Из глубины территории Афганистана к кишлаку Сафет-Банг вела тропа, где не всегда могли разойтись два ишака. У истоков реки Шива она проходила через невысокий, чуть выше 3трёх тысяч метров, совсем не опасный, как горб верблюда, перевал Пули-Санги. А дальше ослиная тропа шла вдоль русла реки Шива до самого кишлака. Но за кишлаком, через километров пять, тропа кончалась. Начинался овринг. Река сжималась хребтами и текла, сжатая ладонями гор, между почти вертикальными стенами скал, вздымающихся вверх, местами до полутора километров от ложа реки. Овринг – это тропа, местами укреплённая хворостом и приваленным камнями, местами это настил из хвороста в три слоя, лежащего на клиньях, вбитых в щели и разломы скалы. Иногда тропа входила в расщелину скалы и выходила ниже или выше, это значит, в расщелине была верёвочная лестница. Поднявшись или спустившись по ней, человек опять попадал на тропу-овринг. Но самые страшные отрезки овринга – это подвесная тропа, вроде мостика, который постоянно раскачивался, и всё это на высоте от семидесяти до двухсот пятидесяти метров над урезом воды в реке. Овринг был протяжённостью около одного километра, может, чуть больше. Грузы перекладывались с ослов на плечи носильщиков, ослы же оставались на попечении в кишлаке до возвращения купцов, отсутствие которых продолжалось неделями. На другом конце овринга их ждали люди со своими ослами для дальнейшего пути. Насколько трудна и опасна дорога тропы, говорит то, что носильщики этот путь, чуть больше километра, преодолевали за семь-восемь часов. Неопытному человеку не то что пройти с грузом, – стоять страшно, и только помощь опытных спутников помогала им преодолеть эту дорогу. Вот за состоянием этой тропы и следил Усто-Карим, смотритель овринга. За проход собиралась плата с каждого, кто проходил по ней: и с носильщиков, и с купцов. Платили, конечно, купцы, а на эту плату жил мастер и производил ремонт овринга. На месте входа тропы на овринг была выбита на скале надпись: путник, будь осторожен! Твоя жизнь здесь ненадёжна, как слеза на дрожащей реснице!
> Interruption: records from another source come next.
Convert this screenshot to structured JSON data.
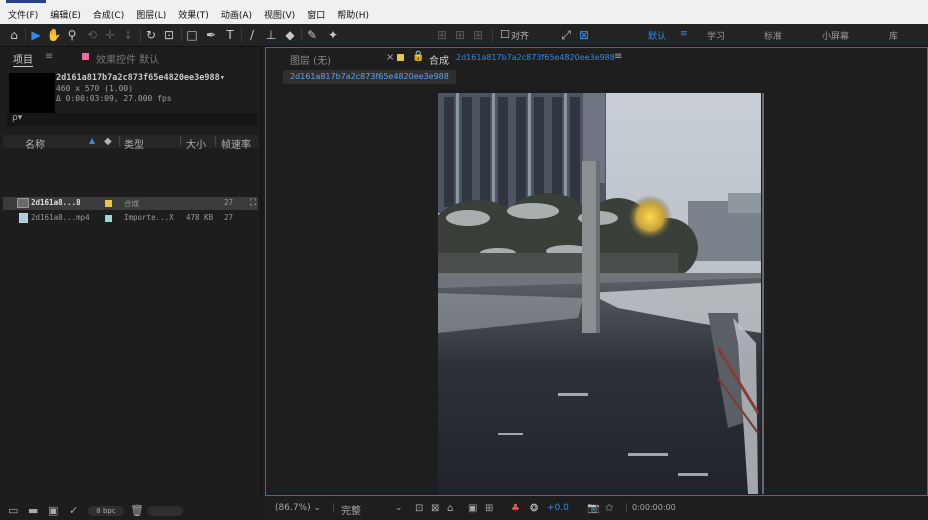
{
  "menubar": {
    "items": [
      "文件(F)",
      "编辑(E)",
      "合成(C)",
      "图层(L)",
      "效果(T)",
      "动画(A)",
      "视图(V)",
      "窗口",
      "帮助(H)"
    ]
  },
  "toolbar": {
    "align_label": "对齐",
    "workspaces": [
      "默认",
      "学习",
      "标准",
      "小屏幕",
      "库"
    ],
    "active_workspace": "默认"
  },
  "project_panel": {
    "tab_label": "项目",
    "effects_tab_label": "效果控件 默认",
    "selected_item": {
      "name": "2d161a817b7a2c873f65e4820ee3e988",
      "dimensions": "460 x 570 (1.00)",
      "duration": "Δ 0:00:03:09, 27.000 fps"
    },
    "search_placeholder": "ρ▾",
    "columns": [
      "名称",
      "类型",
      "大小",
      "帧速率"
    ],
    "rows": [
      {
        "name": "2d161a8...8",
        "type": "合成",
        "size": "",
        "fps": "27",
        "selected": true
      },
      {
        "name": "2d161a8...mp4",
        "type": "Importe...X",
        "size": "478 KB",
        "fps": "27",
        "selected": false
      }
    ],
    "bpc_label": "8 bpc"
  },
  "comp_panel": {
    "layer_tab": "图层 (无)",
    "comp_tab_prefix": "合成",
    "comp_name": "2d161a817b7a2c873f65e4820ee3e988",
    "breadcrumb": "2d161a817b7a2c873f65e4820ee3e988",
    "zoom": "(86.7%)",
    "quality": "完整",
    "exposure": "+0.0",
    "timecode": "0:00:00:00"
  },
  "colors": {
    "accent": "#2d8ceb",
    "comp_label": "#e8c545",
    "video_label": "#9ad6d6",
    "panel_border": "#2d6cc9"
  }
}
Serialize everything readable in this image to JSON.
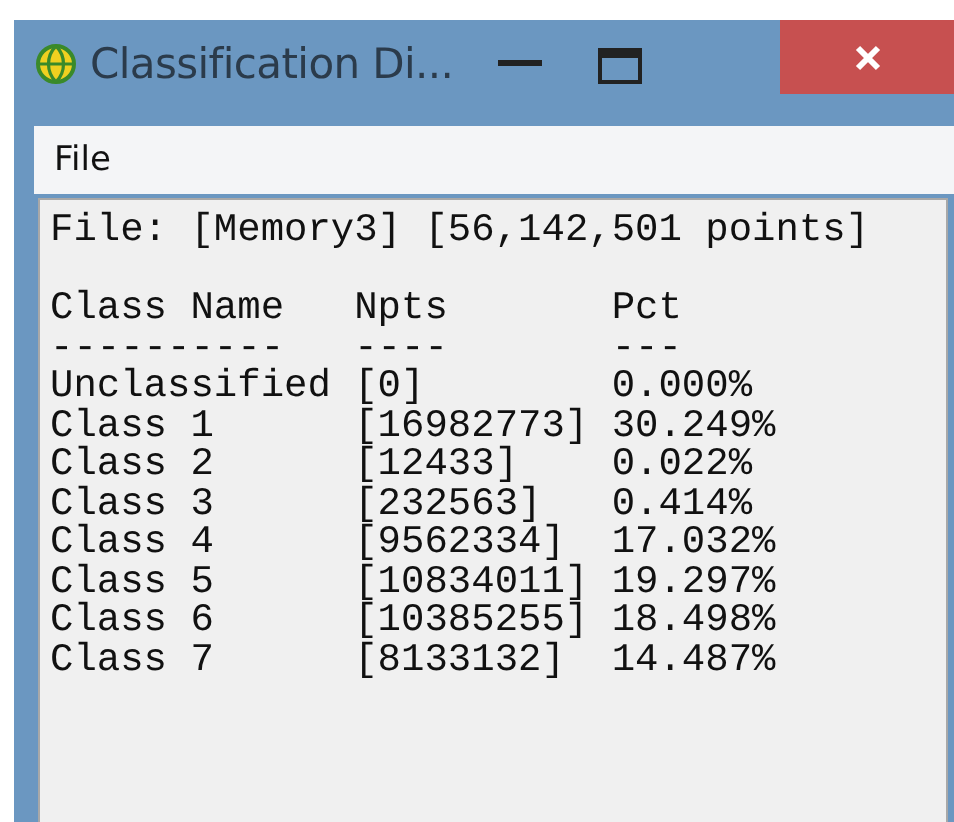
{
  "window": {
    "title": "Classification Di..."
  },
  "menu": [
    "File"
  ],
  "file_line": "File: [Memory3] [56,142,501 points]",
  "columns": [
    {
      "label": "Class Name",
      "rule": "----------"
    },
    {
      "label": "Npts",
      "rule": "----"
    },
    {
      "label": "Pct",
      "rule": "---"
    }
  ],
  "rows": [
    [
      "Unclassified",
      "[0]",
      "0.000%"
    ],
    [
      "Class 1",
      "[16982773]",
      "30.249%"
    ],
    [
      "Class 2",
      "[12433]",
      "0.022%"
    ],
    [
      "Class 3",
      "[232563]",
      "0.414%"
    ],
    [
      "Class 4",
      "[9562334]",
      "17.032%"
    ],
    [
      "Class 5",
      "[10834011]",
      "19.297%"
    ],
    [
      "Class 6",
      "[10385255]",
      "18.498%"
    ],
    [
      "Class 7",
      "[8133132]",
      "14.487%"
    ]
  ]
}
Купцы шли в Восточный Бадахшан за драгоценными самоцветами, но в основном за лалом, камнем, который украшал своим кровавым цветом короны повелителей мира и империй, шахов и шахиншахов. Основные копи этого камня находились на территории Восточного Бадахшана, откуда везли и второй по значению камень – ладжуар. Он добывался в копях Сары-Санг, Восточного Бадахшана. Ценился за свой цвет, индиго-синий, васильковый. Это был лазурит – Камень неба. Он добывался в труднодоступных местах, а сами копи находились в стенах вертикальных скал, к которым нужно спуститься сверху по верёвкам длиною по сто-сто пятьдесят метров. Иногда верёвки обрывались, и многие рудокопы погибали. Самым ценным видом лазурита, ценнее, чем лал, был лазурит цвета индиго поглощающей глубины с вкраплением зёрен пирита цвета золота. Они искрились в его нутре, как звёзды в небе. В горах деньги – золото и серебро – не имели того значения, какое они имели там, где торговля шла бойко. Селяне жили натуральным хозяйством. Горцам нужна была тонкая материя для нижнего белья и на платья женщинам, бронза и железо для инструмента, луки и стрелы, растительное масло, глиняная посуда, инструмент, ароматные смолы, – всё это обменивалось на камни-самоцветы, легендарное мумиё и анашу высокого качества. Назад купцы ехали хоть и с драгоценным грузом, но малообъёмным, не требующим много носильщиков. Так в разнообразном повторении проходила жизнь в кишлаке Сафет-Банг.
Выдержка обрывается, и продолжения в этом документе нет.